Understanding Response to Intervention

Here is a collection of resources, book summaries and other information that will provide you with an excellent foundational knowledge of what RtI actually is intended to accomplish. This post was originally published as a page on this blog, however, as we start a new year with a renewed RtI push, I thought it would be worth posting on the home page.


Defining “Response to Intervention” (RtI): a systematic and data-based method for identifying, defining, and resolving students’ academic and behavioral difficulties.
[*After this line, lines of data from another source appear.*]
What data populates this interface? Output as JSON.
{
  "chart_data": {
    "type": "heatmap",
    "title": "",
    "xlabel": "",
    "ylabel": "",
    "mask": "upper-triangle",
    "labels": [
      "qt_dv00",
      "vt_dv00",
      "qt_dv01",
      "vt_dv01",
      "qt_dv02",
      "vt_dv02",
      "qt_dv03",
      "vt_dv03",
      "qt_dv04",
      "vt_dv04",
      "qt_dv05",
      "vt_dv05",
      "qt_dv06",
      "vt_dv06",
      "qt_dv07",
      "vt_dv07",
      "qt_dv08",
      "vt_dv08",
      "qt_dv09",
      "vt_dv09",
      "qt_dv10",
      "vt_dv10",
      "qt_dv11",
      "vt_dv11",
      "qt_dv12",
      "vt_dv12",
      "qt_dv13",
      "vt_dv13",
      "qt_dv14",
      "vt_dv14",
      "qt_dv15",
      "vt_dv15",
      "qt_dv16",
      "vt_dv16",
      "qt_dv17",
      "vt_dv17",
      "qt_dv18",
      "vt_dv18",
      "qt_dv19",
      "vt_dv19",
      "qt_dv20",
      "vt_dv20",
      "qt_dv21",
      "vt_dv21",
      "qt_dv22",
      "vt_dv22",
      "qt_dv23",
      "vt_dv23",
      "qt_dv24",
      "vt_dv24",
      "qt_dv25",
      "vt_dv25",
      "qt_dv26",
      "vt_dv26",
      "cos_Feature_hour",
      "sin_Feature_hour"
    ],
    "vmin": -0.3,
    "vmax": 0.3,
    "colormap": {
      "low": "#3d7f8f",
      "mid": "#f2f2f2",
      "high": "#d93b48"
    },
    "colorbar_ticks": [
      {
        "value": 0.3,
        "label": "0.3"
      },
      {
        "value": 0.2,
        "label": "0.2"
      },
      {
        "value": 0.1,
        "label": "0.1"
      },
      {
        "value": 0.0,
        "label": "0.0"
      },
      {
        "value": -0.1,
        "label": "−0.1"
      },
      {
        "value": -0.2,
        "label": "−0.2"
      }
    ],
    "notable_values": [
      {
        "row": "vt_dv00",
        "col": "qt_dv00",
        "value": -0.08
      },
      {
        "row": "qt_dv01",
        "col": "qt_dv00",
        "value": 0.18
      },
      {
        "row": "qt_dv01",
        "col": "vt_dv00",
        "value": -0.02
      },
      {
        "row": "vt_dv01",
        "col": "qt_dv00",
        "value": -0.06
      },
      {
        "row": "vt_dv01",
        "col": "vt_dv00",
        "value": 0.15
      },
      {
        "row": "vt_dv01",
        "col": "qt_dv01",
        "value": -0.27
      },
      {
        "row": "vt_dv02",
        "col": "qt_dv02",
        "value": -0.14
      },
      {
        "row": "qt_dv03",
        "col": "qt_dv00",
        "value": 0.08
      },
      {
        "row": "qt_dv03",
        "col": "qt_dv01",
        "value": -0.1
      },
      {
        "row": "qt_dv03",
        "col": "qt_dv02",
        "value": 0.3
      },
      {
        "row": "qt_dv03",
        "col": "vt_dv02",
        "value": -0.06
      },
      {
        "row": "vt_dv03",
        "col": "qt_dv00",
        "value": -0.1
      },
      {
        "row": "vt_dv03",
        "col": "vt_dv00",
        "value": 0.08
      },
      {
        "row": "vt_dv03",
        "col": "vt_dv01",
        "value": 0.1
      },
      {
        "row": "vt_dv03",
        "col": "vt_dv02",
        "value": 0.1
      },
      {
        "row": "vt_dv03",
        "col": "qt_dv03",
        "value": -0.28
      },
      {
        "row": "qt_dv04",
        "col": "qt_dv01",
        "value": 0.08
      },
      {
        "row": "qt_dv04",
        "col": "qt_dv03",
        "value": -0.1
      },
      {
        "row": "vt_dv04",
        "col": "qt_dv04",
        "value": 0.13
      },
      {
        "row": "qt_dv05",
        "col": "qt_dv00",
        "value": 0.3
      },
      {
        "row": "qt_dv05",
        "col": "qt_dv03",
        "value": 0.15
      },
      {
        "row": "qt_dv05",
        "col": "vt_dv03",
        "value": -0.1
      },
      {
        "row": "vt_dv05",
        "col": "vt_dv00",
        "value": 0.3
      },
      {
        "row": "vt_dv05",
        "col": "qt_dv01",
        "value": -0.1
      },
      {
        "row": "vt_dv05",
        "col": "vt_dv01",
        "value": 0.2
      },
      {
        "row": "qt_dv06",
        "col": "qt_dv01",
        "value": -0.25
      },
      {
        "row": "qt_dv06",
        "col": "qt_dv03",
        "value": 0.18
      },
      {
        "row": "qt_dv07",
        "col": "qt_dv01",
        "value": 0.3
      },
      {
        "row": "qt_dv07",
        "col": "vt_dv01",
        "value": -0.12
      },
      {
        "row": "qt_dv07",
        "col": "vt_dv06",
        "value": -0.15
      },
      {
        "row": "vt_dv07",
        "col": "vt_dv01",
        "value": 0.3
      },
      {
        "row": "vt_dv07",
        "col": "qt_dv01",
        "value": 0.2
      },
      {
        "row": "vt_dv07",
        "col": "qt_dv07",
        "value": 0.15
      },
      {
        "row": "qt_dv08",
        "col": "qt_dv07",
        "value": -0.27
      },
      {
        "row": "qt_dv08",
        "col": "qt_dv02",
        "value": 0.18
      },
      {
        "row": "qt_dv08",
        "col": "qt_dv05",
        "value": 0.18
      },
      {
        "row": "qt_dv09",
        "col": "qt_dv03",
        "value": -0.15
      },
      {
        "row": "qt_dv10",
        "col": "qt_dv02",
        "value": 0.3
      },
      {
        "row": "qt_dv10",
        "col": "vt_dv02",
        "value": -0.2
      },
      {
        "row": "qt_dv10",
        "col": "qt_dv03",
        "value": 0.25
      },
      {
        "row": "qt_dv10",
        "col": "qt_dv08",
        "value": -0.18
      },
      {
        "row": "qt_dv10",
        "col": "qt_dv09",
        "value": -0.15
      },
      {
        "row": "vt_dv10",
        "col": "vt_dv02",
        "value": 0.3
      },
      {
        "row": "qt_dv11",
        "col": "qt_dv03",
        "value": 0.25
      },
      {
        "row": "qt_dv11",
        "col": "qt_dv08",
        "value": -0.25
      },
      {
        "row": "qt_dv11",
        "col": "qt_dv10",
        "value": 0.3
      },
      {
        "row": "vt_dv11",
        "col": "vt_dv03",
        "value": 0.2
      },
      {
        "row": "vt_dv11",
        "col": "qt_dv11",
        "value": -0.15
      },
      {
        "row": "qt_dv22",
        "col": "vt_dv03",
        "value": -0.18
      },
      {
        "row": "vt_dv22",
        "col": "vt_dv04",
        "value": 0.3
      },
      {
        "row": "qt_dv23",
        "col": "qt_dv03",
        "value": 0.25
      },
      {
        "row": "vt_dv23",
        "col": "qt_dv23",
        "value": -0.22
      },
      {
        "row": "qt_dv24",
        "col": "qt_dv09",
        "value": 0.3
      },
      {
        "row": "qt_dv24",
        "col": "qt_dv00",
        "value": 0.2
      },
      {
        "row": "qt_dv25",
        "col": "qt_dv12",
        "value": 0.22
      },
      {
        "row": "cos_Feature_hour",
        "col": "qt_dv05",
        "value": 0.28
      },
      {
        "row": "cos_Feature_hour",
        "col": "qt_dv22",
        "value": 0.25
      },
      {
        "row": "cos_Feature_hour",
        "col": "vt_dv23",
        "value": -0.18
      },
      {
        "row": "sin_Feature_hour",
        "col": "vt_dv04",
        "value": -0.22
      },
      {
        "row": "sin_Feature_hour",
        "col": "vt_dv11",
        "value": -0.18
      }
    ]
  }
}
The Four Cs of RTI (by Buffum, Mattos & Weber):

If our goal is to create the right way of thinking about our work as educators, then what are the essential principles that must guide our actions? What practices must we follow if we want all students to succeed? We believe there are four—we call them the four Cs of RTI. They are:

1. Collective Responsibility: A shared belief that the primary responsibility of each member of the organization is to ensure high levels of learning for every child. Thinking is guided by the question: Why are we here?

2. Concentrated Instruction: A systematic process of identifying essential knowledge and skills that all students must master to learn at high levels, and determining the specific learning needs for each child to get there. Thinking is guided by the question: Where do we need to go?

3. Convergent Assessment: An ongoing process of collectively analyzing targeted evidence to determine the specific learning needs of each child and the effectiveness of the instruction the child receives in meeting these needs. Thinking is guided by the question: Where are we now?

4. Certain Access. A systematic process that guarantees every student will receive the time and support needed to learn at high levels. Thinking is guided by the question: How do we get every child there?

We contend that these four Cs are the essential guiding principles of RTI. Consider for a moment the meaning of the word essential. When something is essential, it is absolutely indispensable, so important to the whole that the whole cannot survive without it. Without each of the four Cs, it is impossible for a school to achieve high levels of learning for every child. The four Cs work interdependently to create the systems, structures, and processes needed to provide every child with additional time and support.

(From Simplifying Response to Intervention: Four Essential Guiding Principles. Buffum/Mattos/Weber, Solution Tree, 2012.)


Three Tiers of Instruction:

  1. All Students(Tier 1) – Scientifically and research proven instructional methods
    • Whole class instruction
    • Research-based curriculum
    • Identification of lowest 20%
    • Comparison with teacher judgement
  2. Some Students(Tier 2) – Supplementary Instruction and Assessment
    • Extra small group instruction in addition to whole class instruction
    • Direct and systematic instruction focused on core skills that students need
    • Monitor student progress with data related to skill development
  3. A Few Students(Tier 3) – Specialized Instruction and Assessment
    • Review of Tier 2 data
    • Comprehensive evaluation of why RtI hasn’t worked thus far
    • Specialized intervention as needed
    • Explore possible IEP needs (at lower grade levels)


RtI in 10 Easy Steps (Brown-Chidsey & Steege, 2005):

  1. Research-Based Daily Instruction: Implement scientifically based general education instruction
  2. Regular Benchmarks: Collect benchmarks of all students (at least 3 times per year)
  3. Identify At-Risk Students: Identification of students scoring below benchmark targets
  4. Supplementary Instruction: Provide scientifically based small-group instruction (minimum of 3 weeks)
  5. Monitor Progress: Monitor student progress towards the benchmark (use assessment & data graphing)
  6. Adjust Groupings: Review, revise and/or discontinue small group instruction based on target success
  7. Increase Interventions: Increase intensity & duration of intervention for those not meeting benchmark target
  8. Adjust Groupings: Review, revise and/or discontinue small group instruction based on target success
  9. IST Process: Determine whether special education options need to be explored
  10. Individualized Interventions: Develop appropriate IEP (if necessary) or attempt different solutions


Implementing RtI at the Secondary Level (PJ Caposey, Principal at Oregon High):

  1. Fix Core Curriculum– ensure all instruction aligns with research based practices
    • Fix the curriculum
    • Align curriculum to standards
    • Prioritize standards
    • Maintain high expectations
    • Monitor frequently
  2. Embrace the Team Concept – teams for teachers with like content and like students
  3. Catch Students Before they Fail – work collaboratively with feeder pattern schools
  4. Forget the Triangle – Focus on both enrichment and intervention
  5. Social-Emotional Awareness and Support – embed support for socio-emotional needs


Other RtI Resources:

High School RtI Strategies Chart (Pittsford Sutherland High School) – This post highlights a list of strategies for Tier 1 interventions in the areas of management, instruction, assessment and other strategies.

High School RtI Strategies (The Meadows Center) – This post highlights the specific areas for instructional improvement to support classroom based interventions to build our effectiveness at the Tier 1 level.

Graphic Organizers – A great set of sample graphic organizers to help students learn at the Tier 1 level.  This is a link to the MilfordHigh School Website and contains lots of downloadable resource.